Pero, por haber sido obedientes a la dirección del Espíritu, participando en la liberación de la joven, Pablo y Silas fueron metidos en la cárcel. Muchas veces Dios nos dirige a la incomodidad, donde jamás elegiríamos estar, y tenemos que estar dispuestos a lo que sea. No sabemos de cuantas personas Dios se estaba preocupando y había preparado para que estuvieran en la cárcel al mismo tiempo que Pablo y Silas, para poder escuchar Su palabra, que vino acompañada de un fuerte terremoto. Tenían que romperse así, poderosamente, las ataduras del engaño que tenían en sus vidas los prisioneros y el carcelero.

Pablo y Silas tenían que estar allí exactamente en ese tiempo, cuando ocurrió el terremoto. ¡Qué bueno que no estaban en Asia ni en Bitinia! Sólo Dios sabe estas cosas, y sólo si nosotros estamos libres para andar en el Espíritu, y no según la carne, podremos experimentarlas. Nos sorprenderíamos si supiésemos lo que Él tiene preparado.

Conozco en Bucarest a la mujer de un capitán que cuenta de cuando ella y su marido empezaron a buscar un remedio para los temores que les sobrevinieron por estar en medio de un terremoto. Fue en ese tiempo cuando él empezó a leer el Nuevo Testamento y asistieron a una reunión de cristianos. Allí fueron instruidos sobre cómo poder tener paz con Dios, y ahora están seguros de que sus nombres están escritos en el libro de la vida. Muchas veces el corazón humano carece de un cataclismo, natural o espiritual, que le haga reaccionar y le lance a una búsqueda de Dios.

De la historia que acabamos de ver del libro de los Hechos, debo mencionar todavía el caso del carcelero, quien, con toda su casa, había sido preparado por Dios para recibir a Cristo y ser bautizado. Espantado por los resultados causados por el terremoto, cuando estaba a punto de suicidarse, “le hablaron la palabra del Señor a él y a todos los que estaban en su casa... en seguida se bautizó él con todos los suyos… y se regocijó con toda su casa de haber creído a Dios” (vrs. 32-34).

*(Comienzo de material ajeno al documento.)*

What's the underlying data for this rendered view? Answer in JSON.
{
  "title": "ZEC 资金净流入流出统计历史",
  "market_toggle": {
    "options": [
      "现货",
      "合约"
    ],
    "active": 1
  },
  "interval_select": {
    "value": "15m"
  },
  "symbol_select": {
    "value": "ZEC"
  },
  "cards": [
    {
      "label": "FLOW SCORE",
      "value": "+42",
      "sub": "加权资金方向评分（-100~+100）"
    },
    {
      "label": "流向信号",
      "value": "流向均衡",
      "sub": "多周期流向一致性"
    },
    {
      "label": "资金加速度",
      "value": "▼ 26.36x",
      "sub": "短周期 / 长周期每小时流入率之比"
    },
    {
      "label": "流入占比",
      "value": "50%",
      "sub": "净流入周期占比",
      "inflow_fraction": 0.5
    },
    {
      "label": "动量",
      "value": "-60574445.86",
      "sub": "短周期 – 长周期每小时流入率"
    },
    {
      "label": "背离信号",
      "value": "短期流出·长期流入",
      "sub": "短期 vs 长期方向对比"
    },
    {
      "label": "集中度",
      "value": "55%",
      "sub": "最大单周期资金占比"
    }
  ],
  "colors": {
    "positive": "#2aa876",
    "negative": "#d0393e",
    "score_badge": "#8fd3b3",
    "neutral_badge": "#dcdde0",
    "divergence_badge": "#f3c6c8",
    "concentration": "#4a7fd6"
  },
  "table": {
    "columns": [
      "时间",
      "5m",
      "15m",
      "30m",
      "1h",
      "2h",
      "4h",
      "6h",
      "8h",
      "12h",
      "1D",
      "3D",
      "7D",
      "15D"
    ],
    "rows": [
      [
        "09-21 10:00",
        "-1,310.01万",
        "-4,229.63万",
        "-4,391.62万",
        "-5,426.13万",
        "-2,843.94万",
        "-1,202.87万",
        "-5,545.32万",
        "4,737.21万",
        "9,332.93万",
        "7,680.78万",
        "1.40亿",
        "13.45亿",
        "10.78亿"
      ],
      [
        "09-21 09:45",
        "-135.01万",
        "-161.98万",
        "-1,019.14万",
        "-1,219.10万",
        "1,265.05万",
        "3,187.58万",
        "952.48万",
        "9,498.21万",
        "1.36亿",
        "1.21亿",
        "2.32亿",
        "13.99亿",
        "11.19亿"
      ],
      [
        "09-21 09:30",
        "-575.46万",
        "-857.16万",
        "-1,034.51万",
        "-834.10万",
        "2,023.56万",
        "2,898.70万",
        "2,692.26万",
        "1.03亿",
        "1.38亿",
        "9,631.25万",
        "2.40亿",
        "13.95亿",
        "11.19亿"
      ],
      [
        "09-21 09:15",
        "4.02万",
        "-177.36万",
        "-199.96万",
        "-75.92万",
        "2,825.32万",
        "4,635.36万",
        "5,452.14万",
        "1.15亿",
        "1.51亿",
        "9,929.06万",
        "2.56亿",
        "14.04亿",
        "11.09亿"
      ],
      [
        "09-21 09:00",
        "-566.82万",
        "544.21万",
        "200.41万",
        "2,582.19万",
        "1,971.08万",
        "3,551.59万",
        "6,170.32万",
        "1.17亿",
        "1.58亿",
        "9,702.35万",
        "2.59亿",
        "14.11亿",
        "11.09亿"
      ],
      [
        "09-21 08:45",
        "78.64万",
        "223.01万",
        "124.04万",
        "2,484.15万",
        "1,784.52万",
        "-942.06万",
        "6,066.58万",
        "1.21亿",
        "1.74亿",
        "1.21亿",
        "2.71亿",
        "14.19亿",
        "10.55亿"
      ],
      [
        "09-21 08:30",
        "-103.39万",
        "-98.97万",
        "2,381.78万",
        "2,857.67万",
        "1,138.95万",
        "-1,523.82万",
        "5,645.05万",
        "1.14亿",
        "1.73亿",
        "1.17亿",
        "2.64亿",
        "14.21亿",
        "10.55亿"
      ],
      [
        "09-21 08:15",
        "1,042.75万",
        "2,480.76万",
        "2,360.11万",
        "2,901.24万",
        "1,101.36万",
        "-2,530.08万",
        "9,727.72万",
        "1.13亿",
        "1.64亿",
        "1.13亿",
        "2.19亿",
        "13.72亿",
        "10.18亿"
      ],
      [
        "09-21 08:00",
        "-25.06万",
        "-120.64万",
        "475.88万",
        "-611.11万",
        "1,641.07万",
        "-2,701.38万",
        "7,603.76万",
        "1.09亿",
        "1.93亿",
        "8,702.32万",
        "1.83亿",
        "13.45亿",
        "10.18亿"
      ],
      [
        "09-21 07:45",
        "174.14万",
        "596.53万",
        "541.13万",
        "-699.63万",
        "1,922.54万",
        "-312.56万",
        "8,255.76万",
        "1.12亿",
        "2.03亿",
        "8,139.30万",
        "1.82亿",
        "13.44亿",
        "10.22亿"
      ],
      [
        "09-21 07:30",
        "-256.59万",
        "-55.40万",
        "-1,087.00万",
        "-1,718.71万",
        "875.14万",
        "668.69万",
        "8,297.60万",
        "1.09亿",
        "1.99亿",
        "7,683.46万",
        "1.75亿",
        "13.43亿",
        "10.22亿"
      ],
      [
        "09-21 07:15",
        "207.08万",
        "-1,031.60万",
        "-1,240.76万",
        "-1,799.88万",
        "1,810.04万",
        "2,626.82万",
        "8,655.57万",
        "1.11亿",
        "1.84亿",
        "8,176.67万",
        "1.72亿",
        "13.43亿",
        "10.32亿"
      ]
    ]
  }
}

En uno de los viajes que hice a Eslovaquia con mi hijo Daniel, fuimos invitados por un hombre a dar un paseo por el centro de Bratislava, después de recogernos en el aeropuerto de Viena. Personalmente, además de no ser un buen turista, me encontraba cansando del viaje y no tenía muchas ganas de hacer turismo por el centro de una ciudad de 500.000 habitantes. Pero mientras paseábamos, nos encontramos con tres personas, una de ellas, un misionero americano que hacía muchos años había ido a servir a Dios a Eslovaquia. Él no vivía en la ciudad, pero ese día, también se encontraba allí de visita.

Hace más de 25 años, cuando estábamos viviendo en los Estados Unidos durante algunos años, fui invitado a dar un mensaje a la iglesia donde este hombre se había convertido recientemente. Antes de nacer de nuevo era hippie, y cuando le conocí, todavía llevaba el pelo muy largo. En esa reunión Dios tocó su corazón y empezó a considerar la obra misionera. Varias veces había venido a nuestra casa para participar en las reuniones que hacíamos allí cada domingo. Hasta ese momento, 25 años más tarde, yo no había vuelto a oír de él. Es obvio que Dios había preparado nuestro encuentro en Bratislava. Mientras charlamos invitó a mi hijo para que hablara a jóvenes que estaban en una especie de reformatorio. Probablemente aquella fue la mejor reunión que tuvimos en ese viaje y la razón por la que Dios nos había llevado a Eslovaquia. Pero esta historia no es única, podría contar muchas más experiencias como esta. Andar en el Espíritu debe ser el camino normal del cristiano, no la excepción.

El libro de los Hechos todavía no ha concluido. Vamos a ayudarnos unos a otros a andar en el camino del Espíritu y a llevar las cargas, es decir, las dificultades que cada uno de nosotros tenemos, pero sólo con el fin de que el otro llegue a una madurez en la cual pueda llevar su propia carga. “Sobrellevad los unos las cargas de los otros, y cumplid así la ley de Cristo” (Gá. 6:2)…“Porque cada uno llevará su propia carga” (6:5). El fin de todo es que cada uno pueda desarrollar su propia relación con Dios y no esté siempre dependiendo de otros. Algo va mal cuando, después de mucho tiempo en el camino, el cristiano no puede oír la voz del Pastor y no sabe lo que es ser guiado por el Espíritu. Al final cada uno tendrá que dar cuentas a Dios, sin el apoyo de otros, por lo que haya hecho en el cuerpo. La responsabilidad de andar en el Espíritu es personal.